Am Fam Physician. 2012;86(7):676
Background: Falls are a common cause of morbidity and mortality in older persons. Among well-nourished older adults at risk of vitamin D deficiency, vitamin D3 supplementation has been shown to reduce fall risk in epidemiologic studies. Malnutrition is also associated with a greater incidence of falls, but whether general nutritional intervention can affect fall risk in malnourished adults is unclear. Neelemaat and colleagues conducted a randomized controlled trial examining the effects of nutritional intervention on malnourished adults 60 years and older who had recently been hospitalized.
The Study: Eligible participants were identified on hospital screening as malnourished (i.e., body mass index of 20 kg per m2 or less, at least 5 percent unintentional weight loss in the previous month, or at least 10 percent unintentional weight loss in the previous six months). Patients were excluded if they had been diagnosed with dementia. A total of 210 participants were randomized equally between the control and intervention groups. The intervention group received standardized nutritional support, including an energy-enriched diet during hospitalization (providing 750 kcal and 30 g of protein more per day than the regular hospital menu); two bottles of oral nutritional supplementation per day (providing a total of 600 kcal, 24 g of protein, 176 IU of vitamin D3, and 364 mg of calcium per day); and an additional 500-mg calcium/400-IU vitamin D3 supplement each day. All components of nutritional support were continued for three months following discharge. Telephone counseling by a dietitian was also provided every other week after discharge. In contrast, the control group received usual care, which included nutritional support only if the patient’s treating physician prescribed it. Dietary intake, serum 25-hydroxyvitamin D levels, and fall incidents were monitored for three months after hospital discharge.

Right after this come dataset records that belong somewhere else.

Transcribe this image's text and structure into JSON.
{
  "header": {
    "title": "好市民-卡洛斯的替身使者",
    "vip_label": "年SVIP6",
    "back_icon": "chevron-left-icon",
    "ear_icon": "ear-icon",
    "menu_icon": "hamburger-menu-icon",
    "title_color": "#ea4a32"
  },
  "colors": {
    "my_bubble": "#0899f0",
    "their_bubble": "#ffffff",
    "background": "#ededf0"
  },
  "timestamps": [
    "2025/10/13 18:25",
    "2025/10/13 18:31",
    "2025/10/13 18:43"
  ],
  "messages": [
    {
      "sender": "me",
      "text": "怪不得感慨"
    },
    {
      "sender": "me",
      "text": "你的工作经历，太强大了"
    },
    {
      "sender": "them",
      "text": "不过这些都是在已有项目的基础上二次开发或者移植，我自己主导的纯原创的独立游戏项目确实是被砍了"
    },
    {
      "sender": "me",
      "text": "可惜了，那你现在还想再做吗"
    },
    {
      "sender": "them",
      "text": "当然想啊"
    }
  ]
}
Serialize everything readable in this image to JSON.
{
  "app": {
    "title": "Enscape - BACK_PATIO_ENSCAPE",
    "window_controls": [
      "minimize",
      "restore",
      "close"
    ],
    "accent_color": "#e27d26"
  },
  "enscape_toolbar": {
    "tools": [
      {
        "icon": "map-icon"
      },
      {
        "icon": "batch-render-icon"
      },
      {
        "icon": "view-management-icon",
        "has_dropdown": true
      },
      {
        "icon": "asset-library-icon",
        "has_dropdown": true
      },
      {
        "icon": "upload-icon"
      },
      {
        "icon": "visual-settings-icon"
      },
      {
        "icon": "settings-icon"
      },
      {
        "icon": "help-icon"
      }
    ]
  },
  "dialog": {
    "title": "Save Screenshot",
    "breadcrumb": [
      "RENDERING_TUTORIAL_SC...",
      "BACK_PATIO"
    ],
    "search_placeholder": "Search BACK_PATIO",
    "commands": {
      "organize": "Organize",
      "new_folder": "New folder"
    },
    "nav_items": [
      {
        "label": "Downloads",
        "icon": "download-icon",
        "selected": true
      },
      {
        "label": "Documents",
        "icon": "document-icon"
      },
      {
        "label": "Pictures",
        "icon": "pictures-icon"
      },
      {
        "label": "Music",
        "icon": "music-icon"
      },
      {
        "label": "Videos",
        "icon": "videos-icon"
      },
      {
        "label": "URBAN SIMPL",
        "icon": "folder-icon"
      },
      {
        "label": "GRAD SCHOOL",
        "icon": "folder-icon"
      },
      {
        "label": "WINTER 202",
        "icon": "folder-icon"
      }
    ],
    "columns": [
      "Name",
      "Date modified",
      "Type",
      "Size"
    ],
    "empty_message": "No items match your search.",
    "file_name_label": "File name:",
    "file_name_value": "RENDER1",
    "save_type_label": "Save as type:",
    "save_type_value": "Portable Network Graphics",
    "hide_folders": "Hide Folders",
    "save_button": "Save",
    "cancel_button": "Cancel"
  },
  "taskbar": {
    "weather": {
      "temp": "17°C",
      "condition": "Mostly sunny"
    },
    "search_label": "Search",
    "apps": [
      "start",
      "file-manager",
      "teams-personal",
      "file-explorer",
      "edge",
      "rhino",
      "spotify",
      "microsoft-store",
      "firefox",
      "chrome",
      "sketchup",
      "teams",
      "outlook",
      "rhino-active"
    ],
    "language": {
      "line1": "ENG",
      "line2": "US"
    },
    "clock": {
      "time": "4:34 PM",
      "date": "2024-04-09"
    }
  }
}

Results: No significant differences were observed between the groups at baseline, including functional limitations, body weight, grip strength, vitamin D levels, or physical activity level. At baseline, 30 of 105 persons (29 percent) in the control group and 23 of 105 persons (22 percent) in the intervention group were receiving nutritional support with a prescription from a physician or dietitian; by the end of the study, 31 percent of the control group and 84 percent of the intervention group were receiving nutritional support. Eighty percent of the intervention group adhered to the oral nutritional supplementation regimen, with a mean intake of 1.6 bottles per day (target of two per day), and 96 percent adhering to the calcium/vitamin D3 supplementation and dietetic counseling. By the end of the study, caloric intake was significantly greater in the intervention group (mean kcal per day of 2,152 versus 1,766 in the control group; P = .002), but there was no difference in the percentages of patients with serum 25-hydroxyvitamin D levels of 20 ng per mL (50 nmol per L) or greater (37 versus 47 percent for the intervention and control groups, respectively; P = .30). In total, 57 falls occurred: 16 in the intervention group and 41 in the control group. Although there was no difference in the mean number of falls per person among patients who had fallen (1.6 versus 1.7 for the intervention and control groups, respectively; P = .55), significantly more persons in the control group experienced falls (23 percent of the control group versus 10 percent of the intervention group; hazard ratio = 0.41).
Conclusion: Compared with usual care, short-term intervention with oral nutritional supplementation, vitamin D3 supplementation, and dietetic counseling significantly decreases falls in malnourished older adults.